YARN is a Yet Another Resource Negotiator. Yarn goal is to facilitate applications to achieve 100% utilization of all resources on the physical system while letting every application execute at its maximum potential.
YARN multi node cluster has an aggregate pool of computer resources memory and cpu. YARN uses scheduler policy.
Compare Hadoop 1 & YARN.
Scalability: Hadoop 1 , Hadoop cluster deployed on 3500 nodes . YARN has been successfully deployed on 35,000+ nodes
Availbility: Hadoop1 use JobTracker, If jobtracker failed, then all jobs failed. There was single point of failure.

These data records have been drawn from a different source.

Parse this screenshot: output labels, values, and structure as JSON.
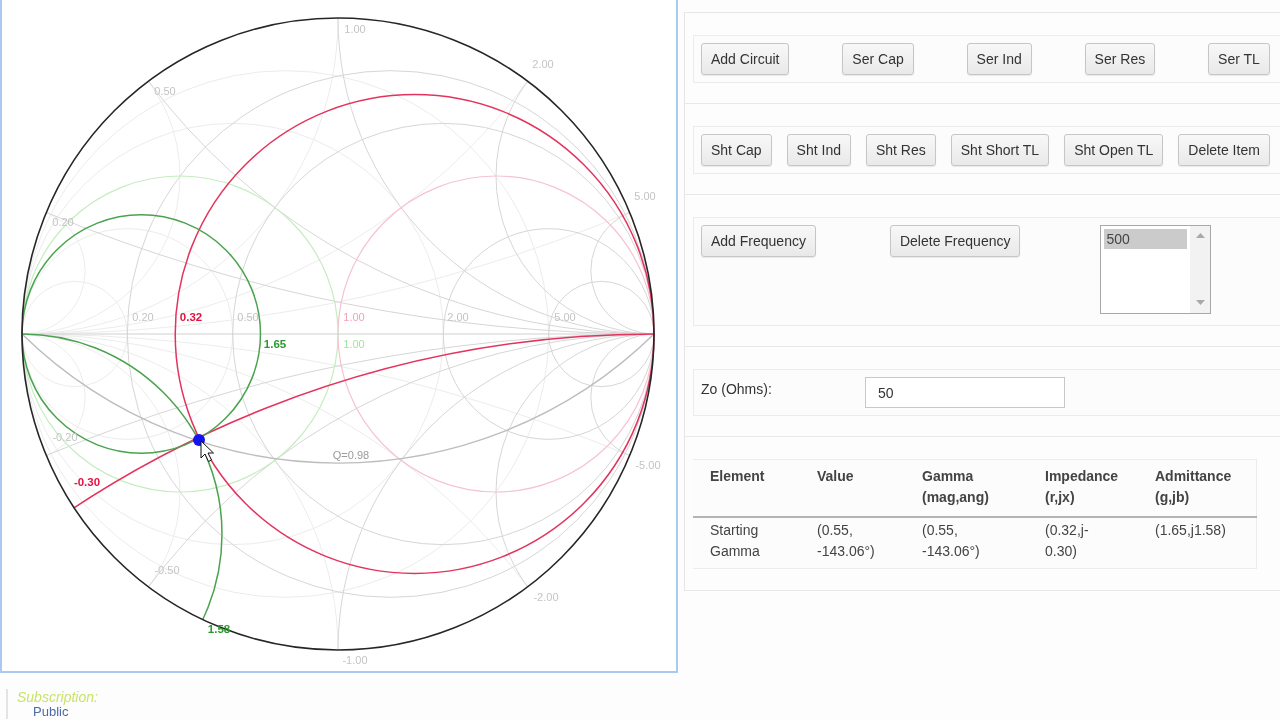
{
  "smith_chart": {
    "labels": [
      {
        "text": "1.00",
        "kind": "grid",
        "color": "#c4c4c4"
      },
      {
        "text": "2.00",
        "kind": "grid",
        "color": "#c4c4c4"
      },
      {
        "text": "0.50",
        "kind": "grid",
        "color": "#c4c4c4"
      },
      {
        "text": "5.00",
        "kind": "grid",
        "color": "#c4c4c4"
      },
      {
        "text": "0.20",
        "kind": "grid",
        "color": "#c4c4c4"
      },
      {
        "text": "0.20",
        "kind": "grid",
        "color": "#c4c4c4"
      },
      {
        "text": "0.32",
        "kind": "curve",
        "color": "#e3123f"
      },
      {
        "text": "0.50",
        "kind": "grid",
        "color": "#c4c4c4"
      },
      {
        "text": "1.00",
        "kind": "grid",
        "color": "#f2a3b6"
      },
      {
        "text": "2.00",
        "kind": "grid",
        "color": "#c4c4c4"
      },
      {
        "text": "5.00",
        "kind": "grid",
        "color": "#c4c4c4"
      },
      {
        "text": "1.65",
        "kind": "curve",
        "color": "#2a9a2e"
      },
      {
        "text": "1.00",
        "kind": "grid",
        "color": "#9ee596"
      },
      {
        "text": "-0.20",
        "kind": "grid",
        "color": "#c4c4c4"
      },
      {
        "text": "Q=0.98",
        "kind": "grid",
        "color": "#9a9a9a"
      },
      {
        "text": "-5.00",
        "kind": "grid",
        "color": "#c4c4c4"
      },
      {
        "text": "-0.30",
        "kind": "curve",
        "color": "#e3123f"
      },
      {
        "text": "-0.50",
        "kind": "grid",
        "color": "#c4c4c4"
      },
      {
        "text": "-2.00",
        "kind": "grid",
        "color": "#c4c4c4"
      },
      {
        "text": "1.58",
        "kind": "curve",
        "color": "#2a9a2e"
      },
      {
        "text": "-1.00",
        "kind": "grid",
        "color": "#c4c4c4"
      }
    ]
  },
  "series_buttons": [
    "Add Circuit",
    "Ser Cap",
    "Ser Ind",
    "Ser Res",
    "Ser TL"
  ],
  "shunt_buttons": [
    "Sht Cap",
    "Sht Ind",
    "Sht Res",
    "Sht Short TL",
    "Sht Open TL",
    "Delete Item"
  ],
  "frequency": {
    "buttons": [
      "Add Frequency",
      "Delete Frequency"
    ],
    "list": [
      {
        "label": "500",
        "selected": true
      }
    ]
  },
  "characteristic_impedance": {
    "label": "Zo (Ohms):",
    "value": "50"
  },
  "table": {
    "columns": [
      {
        "title": "Element"
      },
      {
        "title": "Value"
      },
      {
        "title": "Gamma",
        "unit": "(mag,ang)"
      },
      {
        "title": "Impedance",
        "unit": "(r,jx)"
      },
      {
        "title": "Admittance",
        "unit": "(g,jb)"
      }
    ],
    "rows": [
      {
        "cells": [
          "Starting Gamma",
          "(0.55, -143.06°)",
          "(0.55, -143.06°)",
          "(0.32,j-0.30)",
          "(1.65,j1.58)"
        ]
      }
    ]
  },
  "footer": {
    "title": "Subscription:",
    "item": "Public"
  }
}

YARN use Resource manager and Task management separated concern.
Hadoop 1 was meant to solve batch-processing scenarios, and MapReduce was the only programming paradigm available. YARN has new programming models & services.
YARN are not limited to Java. Applications written in any language, as long as the binaries are installed on the cluster, can run natively, all while requesting resources from YARN and utilizing HDFS.

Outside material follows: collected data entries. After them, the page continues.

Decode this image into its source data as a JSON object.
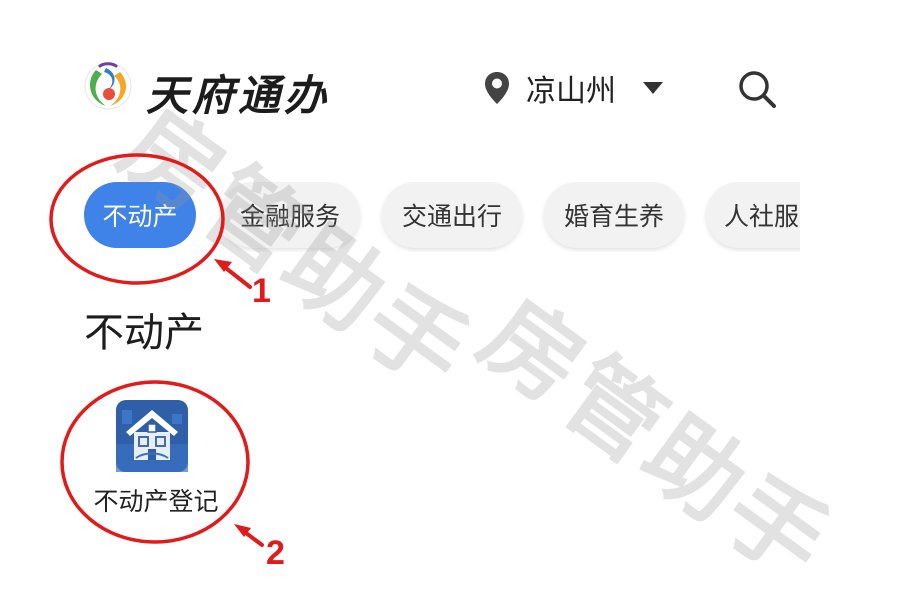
{
  "header": {
    "app_title": "天府通办",
    "location": "凉山州",
    "logo_icon": "tianfu-logo-icon",
    "location_icon": "location-pin-icon",
    "dropdown_icon": "caret-down-icon",
    "search_icon": "search-icon"
  },
  "tabs": [
    {
      "label": "不动产",
      "active": true
    },
    {
      "label": "金融服务",
      "active": false
    },
    {
      "label": "交通出行",
      "active": false
    },
    {
      "label": "婚育生养",
      "active": false
    },
    {
      "label": "人社服",
      "active": false
    }
  ],
  "section": {
    "title": "不动产",
    "items": [
      {
        "label": "不动产登记",
        "icon": "house-registration-icon"
      }
    ]
  },
  "annotations": {
    "step1": "1",
    "step2": "2",
    "color": "#e11a1a"
  },
  "watermark": "房管助手",
  "colors": {
    "accent": "#3f82e8",
    "tab_bg": "#f2f2f2",
    "annotation": "#e11a1a"
  }
}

MapReduce in Hadoop 2 (MRv2) each job has its own ApplicationMaster. Each MRv2 job’s resource requests are dynamically sized for its Map and Reduce processes.
How to configure YARN?
YARN has one core configuration file:
/etc/hadoop/conf/yarn-site.xml
What can we do in yarn-site.xml?
We configure how resource allocation work. There are two types of resources. Physical: total physical resources (memory) allocate per container.
yarn.scheduler.maximum-allocation-mb 8GB per container default
yarn.scheduler.minumum-allocation-mb 1GB per container default
Virtual: Total virtual resources (memory) that a container